Humildad y Quebrantamiento
La humildad es un virtud esencial en la vida.
Humildad: reconocer lo que somos, sin exagerar ni minimizar. La persona humilde tiene conciencia de sus habilidades y capacidades propias, y como no tiene nada que demostrar, está mas abierta a aprender y reconocer sus errores, así como a apreciar el valor de las otras personas.
Del otro lado del horizonte está su enemigo: el orgullo.
El tirano más grande conocido por la humanidad, pecaminoso y patológicamente egoísta, que se exalta a sí mismo y vive en cada uno de nosotros. Cuando el orgullo está enfocado hacia adentro, nos esclaviza a las percepciones y a la búsqueda del éxito, la belleza, la competencia, la seguridad, y una reputación codiciada. Y en el proceso nos agobia con cargas que no podemos soportar. Cuando fallamos, nos presiona para mentir y engañar de manera que escondamos aquello por lo que sentimos vergüenza (u orgullo) de admitir. Cuando está enfocado hacia afuera, acumula grandes cargas (“se enseñorea”) sobre otros. Es por eso que Dios misericordiosamente se opone a nuestro orgullo (1 Pedro 5:5).
Dios odia el orgullo (Pr 6:16–17). Odia al orgullo con Su corazón, lo maldice con Su boca y lo empuja con Su mano (Sal 119:21; Is 2:12; 23:9).
En Marcos 10:42-45 Jesús nos instruye diciendo: “Ustedes saben que los que son reconocidos como gobernantes de los gentiles se enseñorean de ellos, y que sus grandes ejercen autoridad sobre ellos. Pero entre ustedes no es así, sino que cualquiera de ustedes que desee llegar a ser grande será su servidor, y cualquiera de ustedes que desee ser el primero será siervo de todos. Porque ni aun el Hijo del Hombre vino para ser servido, sino para servir, y para dar Su vida en rescate por muchos”.
¿Hay liberación en convertirse en un siervo, incluso en un esclavo, de todos los demás? ¿Él nos hace libres (Juan 8:36) para ser esclavos?
El llamado de Jesús a ser siervos es un llamado a la libertad (por paradójico que suene).
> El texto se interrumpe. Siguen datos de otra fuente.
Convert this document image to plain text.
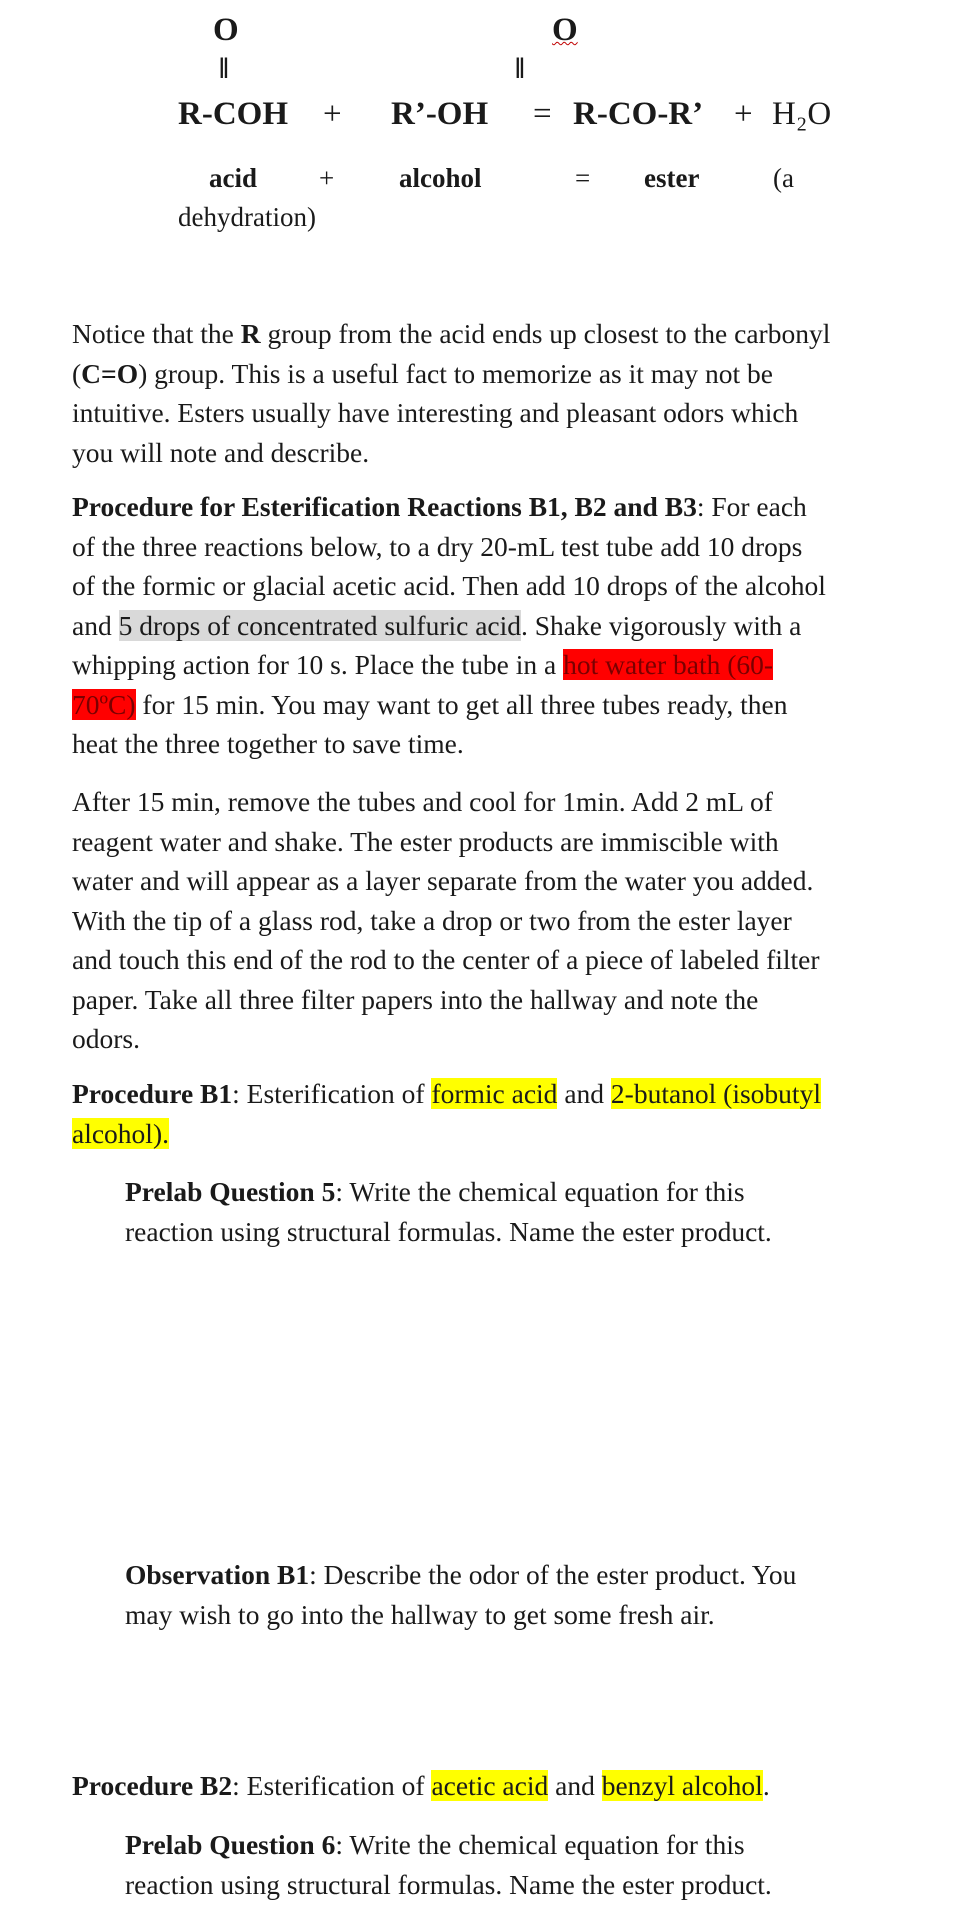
O	O
‖	‖
R-COH + R’-OH = R-CO-R’ + H₂O
acid + alcohol	= ester	(a
dehydration)
Notice that the R group from the acid ends up closest to the carbonyl
(C=O) group. This is a useful fact to memorize as it may not be
intuitive. Esters usually have interesting and pleasant odors which
you will note and describe.
Procedure for Esterification Reactions B1, B2 and B3: For each
of the three reactions below, to a dry 20-mL test tube add 10 drops
of the formic or glacial acetic acid. Then add 10 drops of the alcohol
and 5 drops of concentrated sulfuric acid. Shake vigorously with a
whipping action for 10 s. Place the tube in a hot water bath (60-
70ºC) for 15 min. You may want to get all three tubes ready, then
heat the three together to save time.
After 15 min, remove the tubes and cool for 1min. Add 2 mL of
reagent water and shake. The ester products are immiscible with
water and will appear as a layer separate from the water you added.
With the tip of a glass rod, take a drop or two from the ester layer
and touch this end of the rod to the center of a piece of labeled filter
paper. Take all three filter papers into the hallway and note the
odors.
Procedure B1: Esterification of formic acid and 2-butanol (isobutyl
alcohol).
Prelab Question 5: Write the chemical equation for this
reaction using structural formulas. Name the ester product.
Observation B1: Describe the odor of the ester product. You
may wish to go into the hallway to get some fresh air.
Procedure B2: Esterification of acetic acid and benzyl alcohol.
Prelab Question 6: Write the chemical equation for this
reaction using structural formulas. Name the ester product.
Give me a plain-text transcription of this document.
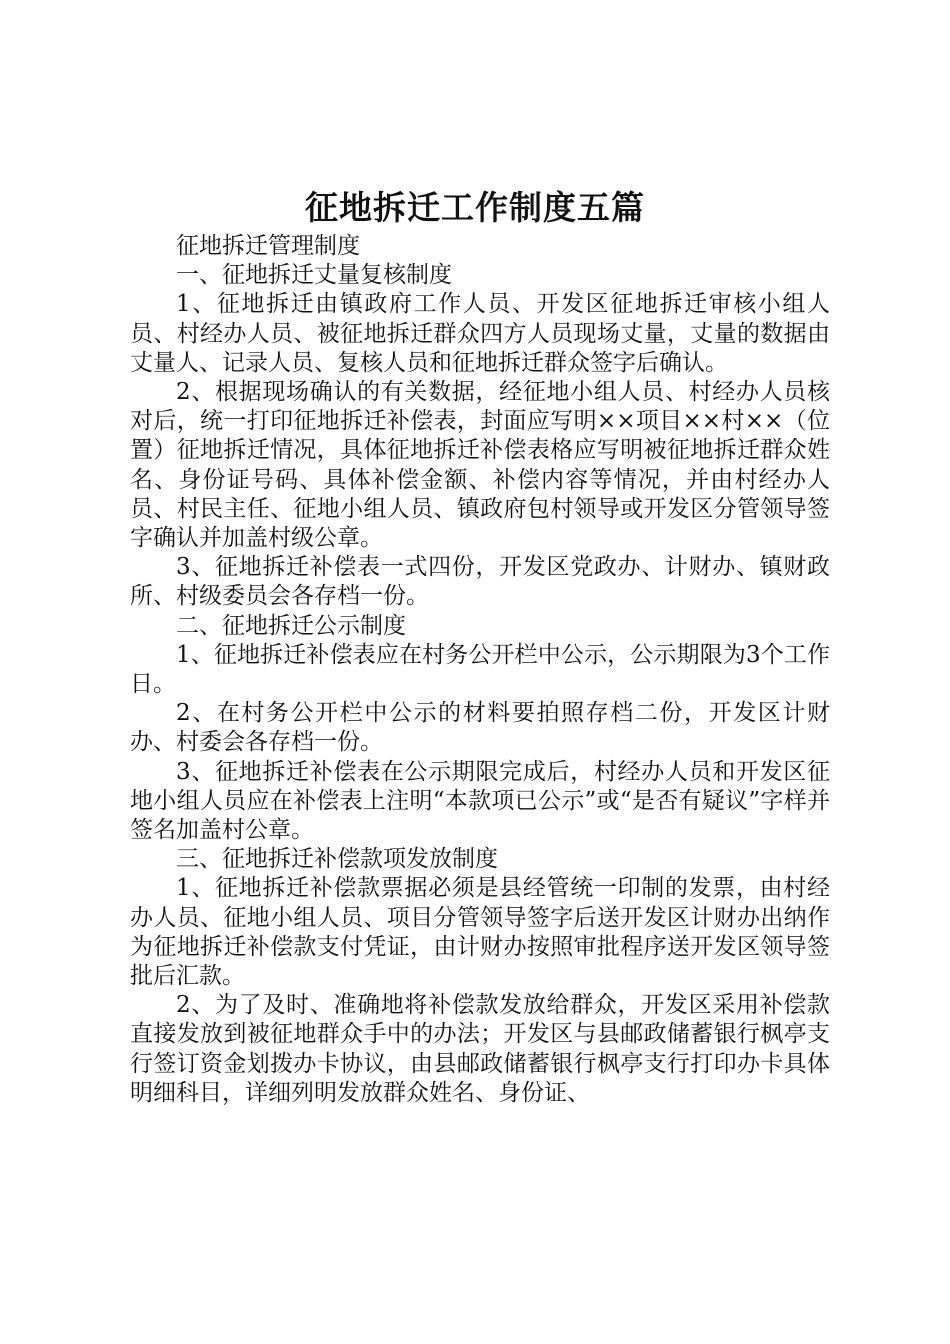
征地拆迁工作制度五篇

征地拆迁管理制度

一、征地拆迁丈量复核制度

1、征地拆迁由镇政府工作人员、开发区征地拆迁审核小组人员、村经办人员、被征地拆迁群众四方人员现场丈量，丈量的数据由丈量人、记录人员、复核人员和征地拆迁群众签字后确认。

2、根据现场确认的有关数据，经征地小组人员、村经办人员核对后，统一打印征地拆迁补偿表，封面应写明××项目××村××（位置）征地拆迁情况，具体征地拆迁补偿表格应写明被征地拆迁群众姓名、身份证号码、具体补偿金额、补偿内容等情况，并由村经办人员、村民主任、征地小组人员、镇政府包村领导或开发区分管领导签字确认并加盖村级公章。

3、征地拆迁补偿表一式四份，开发区党政办、计财办、镇财政所、村级委员会各存档一份。

二、征地拆迁公示制度

1、征地拆迁补偿表应在村务公开栏中公示，公示期限为3个工作日。

2、在村务公开栏中公示的材料要拍照存档二份，开发区计财办、村委会各存档一份。

3、征地拆迁补偿表在公示期限完成后，村经办人员和开发区征地小组人员应在补偿表上注明“本款项已公示”或“是否有疑议”字样并签名加盖村公章。

三、征地拆迁补偿款项发放制度

1、征地拆迁补偿款票据必须是县经管统一印制的发票，由村经办人员、征地小组人员、项目分管领导签字后送开发区计财办出纳作为征地拆迁补偿款支付凭证，由计财办按照审批程序送开发区领导签批后汇款。

2、为了及时、准确地将补偿款发放给群众，开发区采用补偿款直接发放到被征地群众手中的办法；开发区与县邮政储蓄银行枫亭支行签订资金划拨办卡协议，由县邮政储蓄银行枫亭支行打印办卡具体明细科目，详细列明发放群众姓名、身份证、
Es libertad de la presión de tratar de ser lo suficientemente bueno, y de la vergüenza de no ser lo suficientemente bueno. Nos libra de la tendencia tiránica que tenemos de manipular a otros para que sirvan a nuestros orgullosos deseos.
Cuando nuestra imagen propia que se cree del tamaño de Dios se encuentra con nuestras capacidades y fracasos del tamaño de un hombre caído, nos volvemos esclavos de pecados impulsados por orgullo, en un vano intento por cruzar la brecha. Pero al abrazar la humildad de siervo demostrada por Jesús, nos deshacemos del yugo insoportablemente pesado de la servidumbre a tal pecado, y tomamos el fácil yugo de Jesús que son la fe y el amor empoderados por la gracia, pues Dios realmente da gracia a los humildes (1 Pedro 5:5).
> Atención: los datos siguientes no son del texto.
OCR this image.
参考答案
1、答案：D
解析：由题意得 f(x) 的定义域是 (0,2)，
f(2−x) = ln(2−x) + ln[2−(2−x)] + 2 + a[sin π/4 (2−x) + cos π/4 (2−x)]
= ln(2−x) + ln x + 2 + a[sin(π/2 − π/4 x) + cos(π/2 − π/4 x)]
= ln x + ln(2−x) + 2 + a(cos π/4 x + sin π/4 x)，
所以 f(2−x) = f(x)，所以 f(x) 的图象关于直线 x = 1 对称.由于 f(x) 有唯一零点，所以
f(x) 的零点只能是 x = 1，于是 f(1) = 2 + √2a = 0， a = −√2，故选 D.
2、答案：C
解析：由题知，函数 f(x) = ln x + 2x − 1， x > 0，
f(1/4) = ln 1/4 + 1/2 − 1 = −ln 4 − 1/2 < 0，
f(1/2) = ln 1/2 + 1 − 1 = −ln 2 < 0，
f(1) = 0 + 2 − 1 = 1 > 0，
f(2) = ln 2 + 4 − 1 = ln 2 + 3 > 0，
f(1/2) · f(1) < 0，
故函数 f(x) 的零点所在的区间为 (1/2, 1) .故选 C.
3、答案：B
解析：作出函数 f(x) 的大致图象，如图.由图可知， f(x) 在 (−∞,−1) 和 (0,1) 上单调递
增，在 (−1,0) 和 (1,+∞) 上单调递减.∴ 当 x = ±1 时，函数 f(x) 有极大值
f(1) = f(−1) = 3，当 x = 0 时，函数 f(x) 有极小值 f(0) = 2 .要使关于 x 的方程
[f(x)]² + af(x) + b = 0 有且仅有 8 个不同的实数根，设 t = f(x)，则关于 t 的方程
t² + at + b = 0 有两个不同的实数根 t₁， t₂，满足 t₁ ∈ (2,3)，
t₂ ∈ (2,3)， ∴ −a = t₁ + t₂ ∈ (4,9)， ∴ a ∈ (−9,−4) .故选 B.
Ante esto Jesús nos da una promesa de gracia: “Y cualquiera que se engrandece, será humillado, y cualquiera que se humille, será engrandecido” (Lucas 14:11). Y nos recuerda que Él vino a nosotros “como uno que sirve” (Lucas 22:27), y que deberíamos tener esta mentalidad también: “No hagan nada por egoísmo o por vanagloria, sino que con actitud humilde cada uno de ustedes considere al otro como más importante que a sí mismo” (Filipenses 2:3).
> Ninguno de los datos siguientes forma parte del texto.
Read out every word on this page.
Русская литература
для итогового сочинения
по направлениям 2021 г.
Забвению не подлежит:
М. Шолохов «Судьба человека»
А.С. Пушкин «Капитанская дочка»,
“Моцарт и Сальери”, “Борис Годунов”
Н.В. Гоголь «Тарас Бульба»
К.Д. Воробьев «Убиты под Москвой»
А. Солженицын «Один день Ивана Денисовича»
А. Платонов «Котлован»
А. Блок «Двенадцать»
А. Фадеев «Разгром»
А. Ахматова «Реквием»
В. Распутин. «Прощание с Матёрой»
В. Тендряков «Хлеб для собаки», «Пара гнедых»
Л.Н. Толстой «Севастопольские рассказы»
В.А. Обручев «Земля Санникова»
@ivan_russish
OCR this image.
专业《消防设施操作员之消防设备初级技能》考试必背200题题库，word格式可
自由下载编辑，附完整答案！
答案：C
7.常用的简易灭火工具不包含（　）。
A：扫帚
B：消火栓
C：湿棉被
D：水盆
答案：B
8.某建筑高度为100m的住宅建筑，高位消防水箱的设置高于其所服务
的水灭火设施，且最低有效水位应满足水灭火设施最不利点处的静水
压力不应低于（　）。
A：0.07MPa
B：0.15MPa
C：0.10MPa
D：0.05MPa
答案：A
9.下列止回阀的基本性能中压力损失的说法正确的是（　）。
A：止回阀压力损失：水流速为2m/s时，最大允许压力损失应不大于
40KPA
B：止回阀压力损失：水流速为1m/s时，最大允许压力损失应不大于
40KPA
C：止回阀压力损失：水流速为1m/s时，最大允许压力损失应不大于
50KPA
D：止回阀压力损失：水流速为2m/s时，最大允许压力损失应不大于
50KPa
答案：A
Si has de mortificar tu orgullo mundano y vivir en humildad piadosa, mira a tu Salvador, cuya vida, dice Calvino, fue una serie de sufrimientos. Cuando el orgullo te amenaza, considera el contraste entre una persona orgullosa y nuestro humilde Salvador. Converge con Isaac Watts (1674–1748):
Cuando estudio la maravillosa cruz,
en la que el príncipe de gloria murió,
cuento mi ganancia más grande como pérdida
y derramo desprecio en todo mi orgullo.
Dejar a un lado el peso de querer ser grandes ocurre cuando quitamos la atención a nuestros logros, nuestro estado, y nuestra reputación y la enfocamos en Cristo —específicamente en las personas en la iglesia, a menudo en “los más pequeños” (Mateo 25:40), a quien Cristo pone ante nosotros hoy para servir. No solo nos obliga este servicio a poner el amor en acción, sino que también nos libera de la tiranía del orgullo absorto en sí mismo y nos permite experimentar la profunda y gozosa realidad de que “es mejor dar que recibir” (Hechos 20:35).
Recuerda diariamente que «antes del quebrantamiento es la soberbia; y antes de la caída, la altivez de espíritu» (Pr 16:18). Vive como un creyente que comprende que en ninguna parte se cultivó tanto la humildad como en el jardín del Getsemaní y en el calvario.